In a healthy human, the airway mucus forms a thin, protective liquid layer covering the surface of the respiratory tract. It comprises a complex blend of mucin, multiple antibacterial proteins, metabolic substances, water, and electrolytes. This mucus plays a pivotal role in the lungs' innate immune system by maintaining airway hydration and capturing airborne particles and pathogens. However, heightened mucus secretion in the airway can compromise ciliary clearance, obstruct the respiratory tract, and increase the risk of pathogen colonization and recurrent infections.
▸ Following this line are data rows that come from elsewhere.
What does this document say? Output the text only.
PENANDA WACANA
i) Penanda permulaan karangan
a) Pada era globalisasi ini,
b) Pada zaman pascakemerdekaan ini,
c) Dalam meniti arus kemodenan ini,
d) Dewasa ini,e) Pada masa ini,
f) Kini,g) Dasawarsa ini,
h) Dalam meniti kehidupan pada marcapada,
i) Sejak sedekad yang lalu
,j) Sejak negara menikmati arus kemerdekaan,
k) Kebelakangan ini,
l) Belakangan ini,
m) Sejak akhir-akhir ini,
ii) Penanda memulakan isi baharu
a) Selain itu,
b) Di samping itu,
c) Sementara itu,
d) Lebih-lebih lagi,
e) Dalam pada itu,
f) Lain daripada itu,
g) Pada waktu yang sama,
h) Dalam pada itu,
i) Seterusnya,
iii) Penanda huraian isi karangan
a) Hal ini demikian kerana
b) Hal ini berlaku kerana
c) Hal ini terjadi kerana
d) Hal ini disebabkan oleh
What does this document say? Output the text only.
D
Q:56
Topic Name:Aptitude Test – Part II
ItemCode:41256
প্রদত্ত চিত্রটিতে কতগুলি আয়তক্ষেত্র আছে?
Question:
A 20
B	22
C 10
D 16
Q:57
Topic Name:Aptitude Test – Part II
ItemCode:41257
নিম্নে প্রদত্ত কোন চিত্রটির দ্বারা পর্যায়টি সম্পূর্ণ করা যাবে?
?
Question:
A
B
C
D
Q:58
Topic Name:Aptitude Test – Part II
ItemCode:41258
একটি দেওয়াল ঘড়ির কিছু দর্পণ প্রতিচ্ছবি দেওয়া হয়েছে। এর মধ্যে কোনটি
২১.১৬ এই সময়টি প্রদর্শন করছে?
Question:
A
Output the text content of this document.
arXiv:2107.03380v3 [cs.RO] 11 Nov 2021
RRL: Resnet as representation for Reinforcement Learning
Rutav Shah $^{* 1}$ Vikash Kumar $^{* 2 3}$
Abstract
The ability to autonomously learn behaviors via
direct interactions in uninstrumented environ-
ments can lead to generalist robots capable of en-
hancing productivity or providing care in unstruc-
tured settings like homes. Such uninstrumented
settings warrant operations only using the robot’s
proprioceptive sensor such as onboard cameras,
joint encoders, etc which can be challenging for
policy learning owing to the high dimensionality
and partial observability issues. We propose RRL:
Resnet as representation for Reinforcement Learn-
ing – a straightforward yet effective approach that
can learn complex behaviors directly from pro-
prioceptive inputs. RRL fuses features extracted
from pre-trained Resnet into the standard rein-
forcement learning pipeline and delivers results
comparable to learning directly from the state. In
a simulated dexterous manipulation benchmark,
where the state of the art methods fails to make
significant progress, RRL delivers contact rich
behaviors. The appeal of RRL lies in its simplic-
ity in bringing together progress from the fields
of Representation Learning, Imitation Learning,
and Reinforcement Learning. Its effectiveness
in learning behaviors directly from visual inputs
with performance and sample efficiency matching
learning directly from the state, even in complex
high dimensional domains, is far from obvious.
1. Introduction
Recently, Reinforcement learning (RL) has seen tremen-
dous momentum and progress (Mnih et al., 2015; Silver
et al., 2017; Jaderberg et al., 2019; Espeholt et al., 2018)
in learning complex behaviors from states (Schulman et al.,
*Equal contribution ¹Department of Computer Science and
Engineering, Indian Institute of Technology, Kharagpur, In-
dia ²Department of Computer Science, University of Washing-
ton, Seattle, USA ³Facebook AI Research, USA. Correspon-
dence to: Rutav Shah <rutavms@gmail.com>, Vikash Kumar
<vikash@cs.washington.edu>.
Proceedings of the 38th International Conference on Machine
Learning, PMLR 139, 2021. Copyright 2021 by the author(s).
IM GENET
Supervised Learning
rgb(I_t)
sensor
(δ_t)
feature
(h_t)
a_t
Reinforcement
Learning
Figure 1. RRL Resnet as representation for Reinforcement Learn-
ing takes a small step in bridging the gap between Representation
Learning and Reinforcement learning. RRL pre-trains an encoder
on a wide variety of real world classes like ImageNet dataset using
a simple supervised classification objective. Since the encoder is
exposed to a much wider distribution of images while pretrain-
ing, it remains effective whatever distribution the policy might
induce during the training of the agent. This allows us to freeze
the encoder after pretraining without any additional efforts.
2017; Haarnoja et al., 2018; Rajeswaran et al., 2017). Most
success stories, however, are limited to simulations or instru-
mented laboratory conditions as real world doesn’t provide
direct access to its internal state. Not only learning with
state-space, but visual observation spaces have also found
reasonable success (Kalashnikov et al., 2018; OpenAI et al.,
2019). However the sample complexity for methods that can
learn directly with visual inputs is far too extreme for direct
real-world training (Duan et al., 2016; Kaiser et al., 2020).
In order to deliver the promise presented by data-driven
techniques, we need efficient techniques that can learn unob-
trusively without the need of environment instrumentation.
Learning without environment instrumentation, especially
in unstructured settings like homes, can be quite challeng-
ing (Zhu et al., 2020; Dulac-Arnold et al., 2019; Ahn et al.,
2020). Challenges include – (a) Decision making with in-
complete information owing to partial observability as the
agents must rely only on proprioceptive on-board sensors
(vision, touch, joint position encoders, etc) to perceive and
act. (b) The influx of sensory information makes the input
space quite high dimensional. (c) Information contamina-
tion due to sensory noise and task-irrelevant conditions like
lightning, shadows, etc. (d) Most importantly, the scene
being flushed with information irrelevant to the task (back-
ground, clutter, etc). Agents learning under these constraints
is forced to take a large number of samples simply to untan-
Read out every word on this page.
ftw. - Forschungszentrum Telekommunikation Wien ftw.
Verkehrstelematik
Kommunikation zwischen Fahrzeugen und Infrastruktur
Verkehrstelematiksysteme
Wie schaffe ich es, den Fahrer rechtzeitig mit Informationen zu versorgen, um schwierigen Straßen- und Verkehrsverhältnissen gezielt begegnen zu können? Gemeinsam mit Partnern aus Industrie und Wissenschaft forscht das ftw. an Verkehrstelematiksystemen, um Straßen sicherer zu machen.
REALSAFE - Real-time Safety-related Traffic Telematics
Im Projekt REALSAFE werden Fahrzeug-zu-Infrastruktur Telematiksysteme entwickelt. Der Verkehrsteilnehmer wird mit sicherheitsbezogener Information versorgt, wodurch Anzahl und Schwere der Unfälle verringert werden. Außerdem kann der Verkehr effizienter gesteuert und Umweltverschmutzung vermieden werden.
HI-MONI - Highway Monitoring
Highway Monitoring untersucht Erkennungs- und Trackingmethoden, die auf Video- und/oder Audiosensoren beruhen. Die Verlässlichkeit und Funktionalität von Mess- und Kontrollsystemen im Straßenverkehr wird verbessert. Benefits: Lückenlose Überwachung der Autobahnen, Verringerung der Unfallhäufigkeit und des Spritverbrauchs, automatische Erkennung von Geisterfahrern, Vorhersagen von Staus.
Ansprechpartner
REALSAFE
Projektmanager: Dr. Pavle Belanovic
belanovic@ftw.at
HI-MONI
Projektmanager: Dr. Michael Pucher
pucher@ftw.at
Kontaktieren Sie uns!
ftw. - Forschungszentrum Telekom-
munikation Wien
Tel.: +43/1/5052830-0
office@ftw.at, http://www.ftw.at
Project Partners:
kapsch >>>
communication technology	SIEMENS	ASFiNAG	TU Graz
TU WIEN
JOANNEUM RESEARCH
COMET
Consequently, a thorough exploration of the mechanisms driving excessive airway mucus secretion is crucial for establishing a theoretical foundation for the eventual development of targeted drugs designed to reduce mucus production. Across a range of lung diseases, excessive airway mucus secretion manifests with unique characteristics and regulatory mechanisms, all intricately linked to mucin. This article provides a comprehensive overview of the characteristics and regulatory mechanisms associated with excessive airway mucus secretion in several prevalent lung diseases.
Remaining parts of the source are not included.